Knowing you are adopted may help you understand why you feel a certain way. You may feel out of place in your family and a sense that there is something missing. You may feel like you don’t belong because physical attributes are not similar to others in your family. The lack of knowledge about your beginning may consume your thoughts. You may struggle with abandonment and rejection issues which created identity problems and hopelessness. You may have a lack of support for your search.


After meeting your biological family, you may feel like you don’t belong there either. Some meetings are a disaster. Constant feelings of abandonment can contribute to anxiety, depression and fear. Those feelings will seep into your relationships, your self image, your work habits and deplete your spiritual life.


This book emboldens you to build your life on a solid foundation irrelevant of others. It helps you establish your identity so you can feel secure and bold whether you know your biological family or not. In these pages you will come to understand that neither your biological family nor your adoptive family defines you.

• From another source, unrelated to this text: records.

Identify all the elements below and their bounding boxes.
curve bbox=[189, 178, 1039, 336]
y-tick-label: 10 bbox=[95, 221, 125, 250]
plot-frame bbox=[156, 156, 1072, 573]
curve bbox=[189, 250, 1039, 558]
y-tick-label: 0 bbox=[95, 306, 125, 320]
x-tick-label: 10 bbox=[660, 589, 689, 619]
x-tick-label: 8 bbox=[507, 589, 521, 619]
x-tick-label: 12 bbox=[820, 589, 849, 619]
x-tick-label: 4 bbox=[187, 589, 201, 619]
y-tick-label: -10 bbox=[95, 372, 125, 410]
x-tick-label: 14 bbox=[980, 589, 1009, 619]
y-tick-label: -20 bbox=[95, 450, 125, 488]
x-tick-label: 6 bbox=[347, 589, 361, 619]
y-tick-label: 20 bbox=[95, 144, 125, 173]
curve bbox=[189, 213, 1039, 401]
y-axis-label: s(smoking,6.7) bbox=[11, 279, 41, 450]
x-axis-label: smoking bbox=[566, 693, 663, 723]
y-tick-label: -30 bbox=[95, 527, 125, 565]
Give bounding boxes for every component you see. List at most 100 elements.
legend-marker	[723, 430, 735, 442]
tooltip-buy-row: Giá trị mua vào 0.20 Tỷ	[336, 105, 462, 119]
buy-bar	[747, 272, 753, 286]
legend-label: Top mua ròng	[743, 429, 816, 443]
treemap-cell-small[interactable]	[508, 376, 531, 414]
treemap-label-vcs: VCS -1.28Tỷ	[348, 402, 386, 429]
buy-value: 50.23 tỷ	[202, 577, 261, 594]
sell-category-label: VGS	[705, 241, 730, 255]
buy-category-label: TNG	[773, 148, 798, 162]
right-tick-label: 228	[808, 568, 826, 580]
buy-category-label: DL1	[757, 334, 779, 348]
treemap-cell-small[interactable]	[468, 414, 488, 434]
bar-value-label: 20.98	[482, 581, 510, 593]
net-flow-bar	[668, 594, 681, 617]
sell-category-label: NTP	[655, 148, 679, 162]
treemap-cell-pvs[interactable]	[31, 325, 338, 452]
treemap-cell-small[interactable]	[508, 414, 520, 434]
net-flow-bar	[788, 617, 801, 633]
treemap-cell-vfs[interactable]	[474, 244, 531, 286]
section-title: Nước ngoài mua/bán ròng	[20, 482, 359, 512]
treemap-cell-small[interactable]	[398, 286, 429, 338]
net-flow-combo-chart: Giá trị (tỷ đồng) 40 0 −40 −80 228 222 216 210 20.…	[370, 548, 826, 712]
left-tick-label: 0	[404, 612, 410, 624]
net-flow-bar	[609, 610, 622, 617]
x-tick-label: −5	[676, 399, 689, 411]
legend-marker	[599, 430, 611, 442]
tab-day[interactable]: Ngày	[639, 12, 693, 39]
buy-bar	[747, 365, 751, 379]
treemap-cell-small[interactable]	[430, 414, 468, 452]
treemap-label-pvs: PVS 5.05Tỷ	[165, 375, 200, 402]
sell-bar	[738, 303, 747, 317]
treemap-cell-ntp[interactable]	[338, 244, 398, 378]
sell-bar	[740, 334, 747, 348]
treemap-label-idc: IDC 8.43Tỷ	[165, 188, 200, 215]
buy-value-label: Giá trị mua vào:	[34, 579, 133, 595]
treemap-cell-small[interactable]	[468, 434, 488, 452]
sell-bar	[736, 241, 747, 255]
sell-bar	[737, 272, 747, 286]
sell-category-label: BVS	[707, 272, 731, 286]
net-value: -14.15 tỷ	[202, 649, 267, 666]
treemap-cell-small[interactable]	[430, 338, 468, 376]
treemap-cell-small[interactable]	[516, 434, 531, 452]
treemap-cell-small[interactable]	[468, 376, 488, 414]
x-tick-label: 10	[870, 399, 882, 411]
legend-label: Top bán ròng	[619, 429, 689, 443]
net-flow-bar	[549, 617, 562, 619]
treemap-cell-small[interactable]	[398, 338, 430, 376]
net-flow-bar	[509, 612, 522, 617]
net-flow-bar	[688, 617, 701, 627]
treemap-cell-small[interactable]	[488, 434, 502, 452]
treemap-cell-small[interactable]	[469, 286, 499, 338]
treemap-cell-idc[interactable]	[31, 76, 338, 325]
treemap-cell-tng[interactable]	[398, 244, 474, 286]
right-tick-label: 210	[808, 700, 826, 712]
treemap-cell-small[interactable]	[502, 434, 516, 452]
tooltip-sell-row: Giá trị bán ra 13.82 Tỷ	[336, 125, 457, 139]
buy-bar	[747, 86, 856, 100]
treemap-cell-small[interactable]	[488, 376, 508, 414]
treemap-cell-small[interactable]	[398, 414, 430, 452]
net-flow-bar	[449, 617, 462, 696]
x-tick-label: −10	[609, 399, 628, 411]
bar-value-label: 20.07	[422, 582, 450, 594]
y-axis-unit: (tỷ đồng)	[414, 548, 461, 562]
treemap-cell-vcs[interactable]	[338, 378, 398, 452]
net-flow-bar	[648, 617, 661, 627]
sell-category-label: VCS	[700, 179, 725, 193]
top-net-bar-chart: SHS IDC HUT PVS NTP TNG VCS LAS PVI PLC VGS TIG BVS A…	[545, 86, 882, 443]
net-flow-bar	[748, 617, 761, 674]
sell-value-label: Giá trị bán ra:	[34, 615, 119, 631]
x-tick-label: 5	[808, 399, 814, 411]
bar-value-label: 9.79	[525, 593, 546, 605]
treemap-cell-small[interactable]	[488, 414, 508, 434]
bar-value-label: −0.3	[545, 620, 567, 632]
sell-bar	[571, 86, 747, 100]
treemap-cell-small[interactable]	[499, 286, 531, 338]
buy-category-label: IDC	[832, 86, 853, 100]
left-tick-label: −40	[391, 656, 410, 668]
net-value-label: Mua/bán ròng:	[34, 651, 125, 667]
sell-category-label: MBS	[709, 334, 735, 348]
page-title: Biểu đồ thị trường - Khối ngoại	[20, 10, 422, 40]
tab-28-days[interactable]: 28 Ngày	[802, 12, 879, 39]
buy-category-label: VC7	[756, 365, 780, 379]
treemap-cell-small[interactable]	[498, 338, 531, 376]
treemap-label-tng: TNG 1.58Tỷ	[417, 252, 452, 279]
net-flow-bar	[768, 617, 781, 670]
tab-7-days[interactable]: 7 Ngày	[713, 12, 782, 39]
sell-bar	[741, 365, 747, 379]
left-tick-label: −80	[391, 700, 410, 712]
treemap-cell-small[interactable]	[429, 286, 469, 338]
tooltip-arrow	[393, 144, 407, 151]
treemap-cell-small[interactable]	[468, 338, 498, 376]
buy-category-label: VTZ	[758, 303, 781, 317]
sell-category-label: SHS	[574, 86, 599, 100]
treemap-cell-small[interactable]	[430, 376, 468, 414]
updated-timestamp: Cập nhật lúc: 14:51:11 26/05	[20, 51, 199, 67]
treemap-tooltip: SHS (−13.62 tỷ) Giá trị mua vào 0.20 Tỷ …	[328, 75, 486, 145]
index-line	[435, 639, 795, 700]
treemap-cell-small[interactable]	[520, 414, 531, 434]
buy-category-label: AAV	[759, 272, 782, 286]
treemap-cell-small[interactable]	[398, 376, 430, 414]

You can release the tether of being validated by others and put security in its place.



Biological Parents

You may have kept the pregnancy a secret from your friends, some family and community and still hold that secret decades later. Maybe your spouse and children do not know the deepest shame living in your heart. You may feel guilt and regret for your decision years ago when you were immature, unsupported and fearful of judgement. You may long to search, but are paralyzed with fear about how your biological child will react or if they even know they were adopted at all. You may agonize over questions like, “Does s/he hate me?” or “Did they have a good life?” You may have decided long ago to stay silent and suppress those feelings. The expectant shock and judgement from others is not worth divulging your secret.


You may be in reunion with the child you relinquished and have to navigate new and different issues. Confusion and judgement from family, friends and a whole new ‘family’ dynamic must be forged through uncharted, tumultuous waters. Overstepping boundaries is always on your mind. Wondering how much contact is too much contact eats at you night and day.


This book implores you to released the tethers of guilt and shame, forgive yourself and navigated a relationship with your biological child and their family with grace.